The Bush Administration also:


The Lincoln Project is a massive Super PAC. They raised nearly $17 million last quarter. Much of what they have raised came from small donors, but Democratic billionaires are joining the spending spree, too. Stephen Mandel even kicked in a cool million bucks. 

The donations make sense from afar. Democrats are laser focused on defeating Trump, as many of them believe he represents a departure from democracy and a long-term threat to the existence of the United States as we know it. And The Lincoln Project is slick. They understand what an effective message looks like and appeal to a centrist sentimentality, a nostalgia for the “good ol’ days” of “more polite” Republicans taking on Democrats. 
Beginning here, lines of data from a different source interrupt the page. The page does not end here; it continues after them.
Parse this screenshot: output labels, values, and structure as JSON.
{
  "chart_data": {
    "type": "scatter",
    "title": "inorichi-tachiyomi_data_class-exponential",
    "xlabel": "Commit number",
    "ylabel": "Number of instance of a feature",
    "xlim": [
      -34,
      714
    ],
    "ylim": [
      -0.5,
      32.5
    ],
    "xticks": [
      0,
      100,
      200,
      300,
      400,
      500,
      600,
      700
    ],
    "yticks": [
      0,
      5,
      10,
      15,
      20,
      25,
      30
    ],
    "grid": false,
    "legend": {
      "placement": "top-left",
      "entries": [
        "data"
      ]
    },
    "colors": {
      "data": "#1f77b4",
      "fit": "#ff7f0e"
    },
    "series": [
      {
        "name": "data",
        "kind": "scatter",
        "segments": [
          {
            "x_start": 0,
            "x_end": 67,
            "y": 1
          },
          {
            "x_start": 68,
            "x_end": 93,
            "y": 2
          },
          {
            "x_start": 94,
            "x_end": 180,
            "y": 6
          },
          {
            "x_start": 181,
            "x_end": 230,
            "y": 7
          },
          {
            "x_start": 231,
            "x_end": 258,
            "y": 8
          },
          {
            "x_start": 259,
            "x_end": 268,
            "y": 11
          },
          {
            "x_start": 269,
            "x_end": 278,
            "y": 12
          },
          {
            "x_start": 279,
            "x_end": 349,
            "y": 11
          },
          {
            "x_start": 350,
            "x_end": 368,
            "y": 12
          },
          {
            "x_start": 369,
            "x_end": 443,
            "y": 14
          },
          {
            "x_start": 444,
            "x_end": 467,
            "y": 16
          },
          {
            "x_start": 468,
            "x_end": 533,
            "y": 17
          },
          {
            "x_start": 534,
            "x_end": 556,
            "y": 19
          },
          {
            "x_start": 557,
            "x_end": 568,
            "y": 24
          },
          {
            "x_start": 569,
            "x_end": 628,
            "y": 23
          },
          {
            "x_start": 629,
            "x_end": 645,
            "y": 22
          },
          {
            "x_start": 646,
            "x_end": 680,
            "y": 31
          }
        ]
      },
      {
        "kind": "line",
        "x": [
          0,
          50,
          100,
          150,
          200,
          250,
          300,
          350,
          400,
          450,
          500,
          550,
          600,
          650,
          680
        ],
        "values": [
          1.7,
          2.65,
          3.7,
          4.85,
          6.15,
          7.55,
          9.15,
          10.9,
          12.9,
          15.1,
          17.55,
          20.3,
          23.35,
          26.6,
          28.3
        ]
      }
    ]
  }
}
The problem is that our memory, particularly the memories that evoke nostalgia, are flawed. The 2010 Tea Party Movement was racist, and Texas Republicans have always been either instrumental in upholding that racism or complicitly stood by while it spiraled out of control to the benefit of their bottom line:

Years before all of this, George H.W. Bush ran the famously racist Willie Horton ad demonizing Black Americans. Ronald Reagan oversaw Iran Contra, paying no price for illegally funding terrorism through the sale of drugs. Republicans escalated mass incarceration through a failed War on Drugs, increasing the number of people incarcerated for drugs from 50,000 to 400,000 from 1980 to 1997 based on a series of Reagan initiatives.

Throughout it all, members of the Lincoln Project stood by and defended the interests of Reagan, the Bush Family, and corporate American conglomerates.


Some might say we should forgive the Lincoln Project Team and start fresh. After all, restorative justice, a largely progressive ideal, rests on the concept that anyone can be forgiven, no matter the crime. 

But The Lincoln Project Team has not asked for forgiveness. At no point did anyone in leadership acknowledge their direct wrongdoing nor their role in the rise of Trumpism. To do so would be to admit fault, and it’s hard to admit fault when you’re selling the brand of patriotic heroism. Someone who not only never expresses fault but also positions themselves as a symbol of greatness has not gone through any form of penance for restoration, especially if they have stood by the horrors of the Administrations The Lincoln Project has previously served. Some members of the project, as mentioned before, are still active Republicans and were state convention delegates as recently as 2016. Those team members may take a paycheck to oppose Trump, but they are all too happy to support the actions of Dan Patrick and Greg Abbott, and commit to electing Republican local, state, and federal officials in territories across Texas.

“But Trump is an existential threat!” a donor might say. “The Lincoln Project is the enemy of my enemy and must be supported!” 

That may be true. Certainly, our problems are much deeper than Trump, but perhaps aligning cautiously could make sense, much as past uneasy alliances have been built. 

We should not fund it though, nor treat them as heroic. The Lincoln Project has plenty of super donors who are all too happy to pony up so slick ads can be produced that help the old corporate interests of the Republican party assume their former mantle over the incompetent fascist in front of them. When they do, they will continue the same policies that led to him in the first place. The threat of Trumpism will not be extinguished; the battle will simply enter a new phase.

As for the Democratic Party, a trusting alliance with the Lincoln Project spells doom for the party platform. Joe Biden is susceptible to rightward lurch, just as he was when The Lincoln Project Team was defending the Iraq War during his time in the Senate. The Lincoln Project should not be made into a star or featured guest at Democratic clubs. They should be looked at with suspicion and hard conversations, and always from a distance. 

Keep your eyes open, and your credit card in your pocket.